C

Condamnée

J’ai toujours voulu être aimé comme j’aime, sans compter.

Donner et recevoir autre chose que le vide.

Être importante.

Être choisie.

Être la préférée.

Mais il y a des personnes qui naissent avec ce manque là.

Moi, je fais partie de ces gens.

J’ai autant eu peur qu’on m’abandonne jusqu’au jour où j’ai compris qu’on ne peut pas abandonner quelqu’un qui n’a jamais vraiment fait partie du décor.

J’ai toujours été seule, bien avant de constater que les gens partent.

Je n’ai jamais compris les cases de départ.

Aux yeux des autres, j’ai toujours été différente.

Comme si j’avais été construite avec une pièce manquante ou un rouage en trop.

On appelle ça un défaut. Moi j’appelle ça

ma condamnation.

“Pourquoi moi”.

Cette question je me la suis posée jusqu’à l’épuisement.

En grandissant, j’ai compris que je n’aurais jamais la réponse à cette question.

Parce qu’elle est inexistante.

J’ai appris à accepter mon sort.

Être une anomalie dans un monde qui exige la perfection.

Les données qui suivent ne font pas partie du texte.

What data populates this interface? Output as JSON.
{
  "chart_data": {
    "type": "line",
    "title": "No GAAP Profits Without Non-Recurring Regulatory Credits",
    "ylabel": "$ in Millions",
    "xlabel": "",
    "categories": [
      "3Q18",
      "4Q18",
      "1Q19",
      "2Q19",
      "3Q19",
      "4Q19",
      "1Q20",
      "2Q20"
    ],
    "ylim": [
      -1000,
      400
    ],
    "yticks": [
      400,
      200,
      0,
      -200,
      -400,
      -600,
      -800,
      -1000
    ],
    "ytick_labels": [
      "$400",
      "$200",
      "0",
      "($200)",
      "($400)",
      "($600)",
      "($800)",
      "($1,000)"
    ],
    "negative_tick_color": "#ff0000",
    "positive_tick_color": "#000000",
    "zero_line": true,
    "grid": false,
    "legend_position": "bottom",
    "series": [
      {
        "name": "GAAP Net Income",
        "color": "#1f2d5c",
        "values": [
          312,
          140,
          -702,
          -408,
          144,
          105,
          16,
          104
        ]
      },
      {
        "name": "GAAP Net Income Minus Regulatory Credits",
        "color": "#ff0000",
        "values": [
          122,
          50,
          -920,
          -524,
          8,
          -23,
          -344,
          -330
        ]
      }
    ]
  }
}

On m’a souvent dit que j’étais trop.

Trop sensible.

Trop dramatique.

Trop intense.

Alors j’ai appris à faire semblant.

Faire semblant que rien ne m’atteignait.

Faire semblant d’être forte.

Faire semblant que tout allait bien.

J’ai porté ce masque pour survivre,

Je ne savais pas encore qu’il finirait par me coller à la peau.

Vous pensez sûrement que je suis une petite pourrie gâtée qui se plaint pour rien.

C’est facile de juger quand on ne porte pas des problèmes qui dépassent notre âge.

Un poids qui pèse une tonne.

Je ne me justifierai pas. Ça changerait quoi de toute façon ?

Vous avez déjà fait votre idée sur moi. Comme toujours.

Parce que l’être humain adore les façades, sans chercher à comprendre ce qui se cache derrière.

Pour vous qui ne voyez que la surface, pour vous qui m’avez déjà surnommé “la drama queen”.

Je m’appelle Cattral.

Je suis une fille de verre dans un monde de pierre.